Transfira as amostras de reabascamento em tubos de microcentrífugo de 1,5 mililitro, em seguida, feche a tampa e armazene as amostras à temperatura ambiente no escuro para permitir o reabascamento completo das variantes EGFP. Após 24 horas, meça a emissão de fluorescência das amostras de proteína reamostos usando o mesmo comprimento de onda de excitação de antes para capturar o ponto final temporal da recuperação da fluorescência. Pelotas de células expressando proteína nativa e variantes com S-fluoroproline e dehydroproline tinham uma cor brilhante típica devido ao cromoforo intacto.
Em contraste, variantes contendo R-fluoroproline e difluoroprolina permaneceram incolores, indicando dobras erradas e deposição de proteína desdobrada em corpos de inclusão. A análise SDS-PAGE verificou a presença de proteínas insolúveis contendo r-fluoroprolina. Em contraste, proteínas nativas e variantes de s-fluoroprolina e dehydroprolina foram encontradas nas frações solúveis.
Na análise de cromatografia líquida/espectrometria de massa, cada substituição de proline por S-fluoroproline produziu uma mudança positiva de 18-dalton por resíduo de prolina, enquanto a substituição por dehidroprolina produziu uma mudança negativa de dois daltons por resíduo. Em espectrância de absorção e emissão de luz, a absorção de cromoforeiros foi encontrada em 488 nanômetros para EGFP e 493 nanômetros para NowGFP. Em KillerOrange, a região de absorção de cromoforeiro era composta por duas bandas correspondentes a dois possíveis estados configuracionais e de carga do complexo cromoforeiro.

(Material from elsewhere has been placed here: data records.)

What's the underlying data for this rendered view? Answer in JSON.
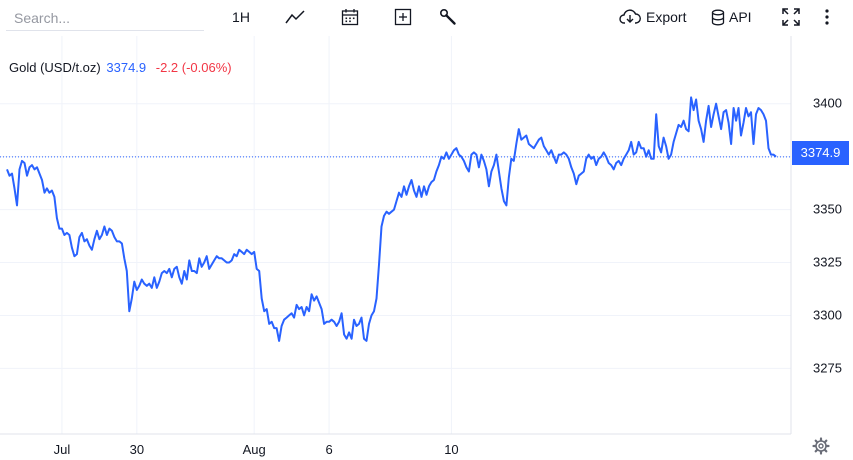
{
  "toolbar": {
    "search_placeholder": "Search...",
    "interval": "1H",
    "export_label": "Export",
    "api_label": "API",
    "icons": [
      "line-chart-icon",
      "calendar-icon",
      "add-indicator-icon",
      "wrench-icon",
      "cloud-download-icon",
      "database-icon",
      "fullscreen-icon",
      "more-icon"
    ]
  },
  "legend": {
    "symbol": "Gold (USD/t.oz)",
    "price": "3374.9",
    "change": "-2.2 (-0.06%)"
  },
  "price_tag": "3374.9",
  "colors": {
    "line": "#2962ff",
    "negative": "#f23645",
    "grid": "#f0f3fa"
  },
  "chart_data": {
    "type": "line",
    "y_ticks": [
      3275,
      3300,
      3325,
      3350,
      3375,
      3400
    ],
    "y_tick_labels": [
      "3275",
      "3300",
      "3325",
      "3350",
      "3400"
    ],
    "ylim": [
      3244,
      3432
    ],
    "x_tick_labels": [
      "Jul",
      "30",
      "Aug",
      "6",
      "10"
    ],
    "x_tick_index": [
      22,
      52,
      99,
      129,
      178
    ],
    "last_value": 3374.9,
    "grid": true,
    "series": [
      {
        "values": [
          3369,
          3366,
          3367,
          3360,
          3352,
          3369,
          3373,
          3372,
          3366,
          3370,
          3371,
          3369,
          3370,
          3367,
          3364,
          3358,
          3360,
          3358,
          3359,
          3356,
          3346,
          3341,
          3341,
          3338,
          3339,
          3338,
          3332,
          3328,
          3329,
          3337,
          3339,
          3335,
          3336,
          3333,
          3331,
          3336,
          3340,
          3336,
          3338,
          3342,
          3338,
          3341,
          3340,
          3337,
          3335,
          3335,
          3334,
          3327,
          3321,
          3302,
          3308,
          3316,
          3312,
          3314,
          3317,
          3315,
          3314,
          3315,
          3313,
          3318,
          3313,
          3316,
          3320,
          3321,
          3320,
          3322,
          3318,
          3322,
          3323,
          3318,
          3315,
          3321,
          3317,
          3326,
          3321,
          3321,
          3320,
          3327,
          3323,
          3325,
          3328,
          3322,
          3324,
          3326,
          3328,
          3327,
          3327,
          3326,
          3325,
          3325,
          3326,
          3329,
          3328,
          3331,
          3330,
          3329,
          3331,
          3330,
          3329,
          3330,
          3322,
          3321,
          3308,
          3302,
          3303,
          3296,
          3297,
          3294,
          3294,
          3288,
          3295,
          3298,
          3299,
          3300,
          3301,
          3299,
          3305,
          3303,
          3304,
          3300,
          3304,
          3302,
          3310,
          3307,
          3309,
          3306,
          3303,
          3296,
          3297,
          3297,
          3298,
          3297,
          3295,
          3297,
          3301,
          3291,
          3289,
          3292,
          3289,
          3298,
          3295,
          3296,
          3299,
          3289,
          3288,
          3296,
          3300,
          3302,
          3308,
          3324,
          3342,
          3347,
          3349,
          3348,
          3349,
          3350,
          3354,
          3358,
          3356,
          3361,
          3357,
          3361,
          3364,
          3359,
          3356,
          3361,
          3356,
          3361,
          3357,
          3361,
          3363,
          3364,
          3368,
          3371,
          3375,
          3374,
          3377,
          3374,
          3376,
          3378,
          3379,
          3376,
          3375,
          3373,
          3370,
          3368,
          3376,
          3377,
          3376,
          3370,
          3376,
          3373,
          3369,
          3361,
          3368,
          3371,
          3376,
          3368,
          3360,
          3354,
          3352,
          3365,
          3374,
          3373,
          3381,
          3388,
          3383,
          3384,
          3385,
          3381,
          3380,
          3379,
          3381,
          3383,
          3384,
          3380,
          3378,
          3376,
          3378,
          3375,
          3372,
          3376,
          3376,
          3377,
          3376,
          3374,
          3370,
          3367,
          3362,
          3366,
          3367,
          3368,
          3374,
          3376,
          3374,
          3375,
          3371,
          3374,
          3375,
          3377,
          3375,
          3372,
          3371,
          3369,
          3372,
          3373,
          3371,
          3374,
          3376,
          3378,
          3382,
          3376,
          3377,
          3382,
          3379,
          3379,
          3375,
          3378,
          3374,
          3374,
          3395,
          3380,
          3377,
          3384,
          3380,
          3374,
          3376,
          3382,
          3386,
          3390,
          3389,
          3392,
          3388,
          3387,
          3403,
          3397,
          3402,
          3392,
          3388,
          3382,
          3392,
          3399,
          3389,
          3395,
          3400,
          3394,
          3388,
          3396,
          3397,
          3391,
          3381,
          3398,
          3392,
          3398,
          3385,
          3391,
          3398,
          3394,
          3396,
          3381,
          3395,
          3398,
          3397,
          3395,
          3392,
          3379,
          3376,
          3376,
          3375
        ]
      }
    ]
  }
}
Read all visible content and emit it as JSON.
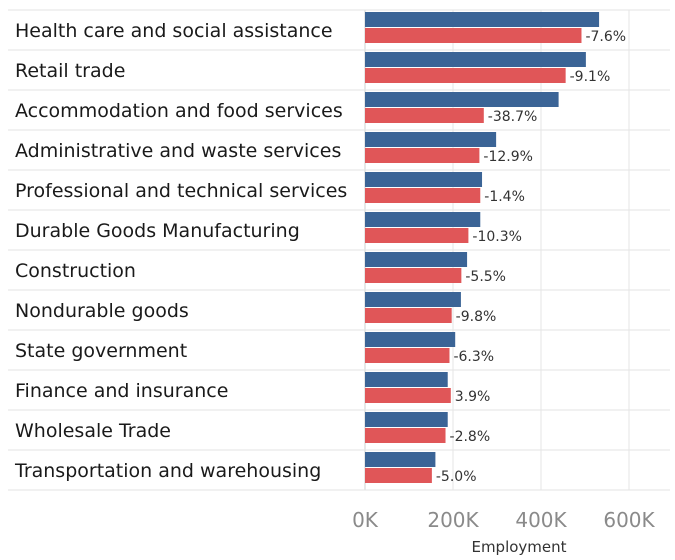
{
  "chart_data": {
    "type": "bar",
    "orientation": "horizontal",
    "title": "",
    "xlabel": "Employment",
    "ylabel": "",
    "xlim": [
      0,
      700000
    ],
    "xticks": [
      0,
      200000,
      400000,
      600000
    ],
    "xtick_labels": [
      "0K",
      "200K",
      "400K",
      "600K"
    ],
    "grid": true,
    "categories": [
      "Health care and social assistance",
      "Retail trade",
      "Accommodation and food services",
      "Administrative and waste services",
      "Professional and technical services",
      "Durable Goods Manufacturing",
      "Construction",
      "Nondurable goods",
      "State government",
      "Finance and insurance",
      "Wholesale Trade",
      "Transportation and warehousing"
    ],
    "series": [
      {
        "color": "#3b6496",
        "values": [
          532000,
          502000,
          440000,
          298000,
          266000,
          262000,
          232000,
          218000,
          205000,
          188000,
          188000,
          160000
        ]
      },
      {
        "color": "#e05658",
        "values": [
          492000,
          456000,
          270000,
          260000,
          262000,
          235000,
          219000,
          197000,
          192000,
          195000,
          183000,
          152000
        ]
      }
    ],
    "data_labels": [
      "-7.6%",
      "-9.1%",
      "-38.7%",
      "-12.9%",
      "-1.4%",
      "-10.3%",
      "-5.5%",
      "-9.8%",
      "-6.3%",
      "3.9%",
      "-2.8%",
      "-5.0%"
    ]
  }
}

Além disso, espectros de fluorescência registrados após excitação nos comprimentos de onda máximo de absorção correspondentes implicavam que os análogos não alteravam o ambiente químico dos cromóforos. Em experimentos de reamosscação, a fluorescência cromopária nativa de EGFP recuperou-se parcialmente, embora a fluorescência específica do triptofano tenha sido maior após a renaturação. Foi observado comportamento semelhante para a variante contendo dehidroprolina.
Em S-fluoroproline contendo EGFP, um resultado semelhante foi observado com uma excitação de 295 nanômetros, enquanto a fluorescência recuperou-se em uma extensão muito maior em 488 nanômetros. Apenas as variantes EGFP mostraram cinética de remassagem rápida com a recuperação de emissões de triptofano sendo duas vezes mais rápida em comparação com a emissão de cromoforeiro. Devem ser utilizadas culturas bacterianas frescas com meios de crescimento adequados.
Técnicas estéreis e monitoramento regular do crescimento da cultura também são importantes pré-requisitos para o sucesso do experimento. Este método é aplicável à engenharia proteica, pois permite estudar o papel de outros aminoácidos canônicos. Para isso, são necessárias cepas auxotróficas adequadas de E.coli e análogos de aminoácidos.
A espectrometria de massa de proteínas inteiras é necessária como evidência analítica para confirmar a incorporação de análogos de aminoácidos não canônicos. O método SPI para incorporar análogos prolinas permite manipular diretamente o backbone proteico, e oferece vantagens para o design racional e facilitar a produção de proteínas através da estabilização global e melhoria da tradução ribossômica ou dobrável.